Autre conséquence : les commutations de charge automatiques sur le réseau peuvent générer des parasites qui remontent sur les lignes électriques domestiques. Ces parasites atténuent le débit des courants porteurs en ligne (CPL), utilisés pour étendre le réseau local jusqu’à une caméra IP ou un garage connecté. L’analyse de l’influence des différentiels sur la CPL montre qu’une installation électrique filtrée devient un prérequis, pas un luxe, dès que le réseau extérieur subit des régimes transitoires plus fréquents.
L’angle mort des métiers : qui va construire tout ça ?
C’est la lacune que quasiment aucun média généraliste n’a traitée. Relancer le nucléaire et moderniser le réseau suppose une main-d’œuvre technique que la France ne possède plus en nombre suffisant. Le plan Ambitions 2035 parle de « développement des compétences » mais ne chiffre pas les besoins. L’UIMM estime pourtant qu’il faudrait former 80 000 à 100 000 personnes aux métiers de l’électrotechnique et de la métallurgie d’ici 2030 rien que pour la filière énergie.
La tension sur le recrutement est déjà visible : les chaudronniers, les électriciens industriels et les automaticiens sont en sous-effectif chronique. Un plan industriel sans volet formation massif, c’est un plan de charge qui ne se réalisera pas. Or, EDF ne contrôle qu’une partie de la chaîne : les entreprises sous-traitantes qui réaliseront les travaux sont les mêmes qui peinent déjà à honorer leurs carnets de commandes actuels. Le risque principal n’est donc pas un défaut de financement, c’est un défaut de bras.
Questions fréquentes
En quoi le plan Ambitions 2035 se distingue-t-il des précédentes feuilles de route d’EDF ?
Ambitions 2035 ne se limite pas à des objectifs de production. Il intègre pour la première fois une trajectoire de décarbonation complète Scopes 1, 2 et 3 validée par un tiers externe (Moody’s Net Zero Assessment).

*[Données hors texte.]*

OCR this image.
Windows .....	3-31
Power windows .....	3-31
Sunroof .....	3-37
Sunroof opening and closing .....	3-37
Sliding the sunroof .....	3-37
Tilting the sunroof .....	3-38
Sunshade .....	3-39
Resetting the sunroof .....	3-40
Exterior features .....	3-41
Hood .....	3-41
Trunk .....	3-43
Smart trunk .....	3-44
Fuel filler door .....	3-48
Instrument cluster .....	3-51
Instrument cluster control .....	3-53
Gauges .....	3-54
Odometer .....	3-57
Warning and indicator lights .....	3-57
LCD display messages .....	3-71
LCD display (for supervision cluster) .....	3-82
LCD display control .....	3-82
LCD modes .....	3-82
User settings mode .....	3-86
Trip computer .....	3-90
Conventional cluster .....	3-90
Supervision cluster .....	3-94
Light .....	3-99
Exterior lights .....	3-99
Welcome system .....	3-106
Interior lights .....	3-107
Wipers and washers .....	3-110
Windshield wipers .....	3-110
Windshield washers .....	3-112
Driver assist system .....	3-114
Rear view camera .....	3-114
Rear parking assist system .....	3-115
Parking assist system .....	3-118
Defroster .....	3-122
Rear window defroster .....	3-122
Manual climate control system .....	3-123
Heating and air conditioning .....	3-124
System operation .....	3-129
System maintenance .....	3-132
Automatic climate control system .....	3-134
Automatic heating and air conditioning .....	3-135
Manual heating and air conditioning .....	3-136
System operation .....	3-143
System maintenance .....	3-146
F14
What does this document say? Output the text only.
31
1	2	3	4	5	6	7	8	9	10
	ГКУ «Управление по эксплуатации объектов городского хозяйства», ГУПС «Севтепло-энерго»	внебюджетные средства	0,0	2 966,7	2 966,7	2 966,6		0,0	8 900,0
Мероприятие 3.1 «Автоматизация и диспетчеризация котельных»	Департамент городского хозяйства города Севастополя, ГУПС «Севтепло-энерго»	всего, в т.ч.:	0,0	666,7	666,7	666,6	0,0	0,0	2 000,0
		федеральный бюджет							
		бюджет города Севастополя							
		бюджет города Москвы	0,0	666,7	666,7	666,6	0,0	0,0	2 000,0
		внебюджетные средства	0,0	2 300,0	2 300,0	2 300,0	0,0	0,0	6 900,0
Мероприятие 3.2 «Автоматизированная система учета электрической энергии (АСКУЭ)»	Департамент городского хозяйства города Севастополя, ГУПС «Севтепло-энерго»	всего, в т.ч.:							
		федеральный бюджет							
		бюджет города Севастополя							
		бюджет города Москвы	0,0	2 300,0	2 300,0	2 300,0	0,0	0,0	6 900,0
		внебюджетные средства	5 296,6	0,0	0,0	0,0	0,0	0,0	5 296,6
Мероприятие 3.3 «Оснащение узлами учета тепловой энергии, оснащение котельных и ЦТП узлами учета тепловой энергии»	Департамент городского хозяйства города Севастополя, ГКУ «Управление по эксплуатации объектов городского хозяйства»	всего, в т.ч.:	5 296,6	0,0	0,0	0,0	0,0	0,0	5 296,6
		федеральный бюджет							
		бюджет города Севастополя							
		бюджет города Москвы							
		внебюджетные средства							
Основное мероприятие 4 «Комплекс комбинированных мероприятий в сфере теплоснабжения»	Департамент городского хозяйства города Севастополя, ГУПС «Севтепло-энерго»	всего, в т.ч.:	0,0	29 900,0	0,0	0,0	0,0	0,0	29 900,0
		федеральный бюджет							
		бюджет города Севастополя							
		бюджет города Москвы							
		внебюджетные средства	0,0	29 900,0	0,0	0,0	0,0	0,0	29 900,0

L’autre différence : il acte le lancement industriel de la filière SMR au-delà des prototypes, ce qui n’était qu’une étude préparatoire auparavant.
Le plan prévoit-il une augmentation des prix de l’électricité pour les particuliers ?
Le document ne lie pas directement les tarifs au plan. En revanche, l’ARENH et les contrats pour différence impliquent que les investissements massifs se répercuteront mécaniquement sur le coût de base de l’électricité. Sans bouclier tarifaire, les prix augmenteront structurellement, mais le calendrier et l’ampleur dépendent davantage des décisions politiques que du plan EDF lui-même.
Où en est le déploiement des SMR français par rapport aux concurrents ?
Le design conceptuel du SMR français doit être bouclé à mi-2026. C’est environ deux ans de retard sur le projet équivalent de NuScale aux États-Unis, qui a déjà obtenu la certification de la NRC. En revanche, l’approche française bénéficie du retour d’expérience complet du parc REP existant pour les composants standardisés.
Existe-t-il un risque de black-out accru avec le développement des ENR intermittentes ?
Le risque de black-out systémique reste très faible grâce au socle nucléaire pilotable. L’augmentation des ENR intermittentes crée surtout des risques de délestage localisé ou de contrainte d’équilibrage infra-journalière. La véritable menace n’est pas un black-out national en quelques secondes, mais une dégradation lente de la qualité de l’onde dans certaines zones mal compensées.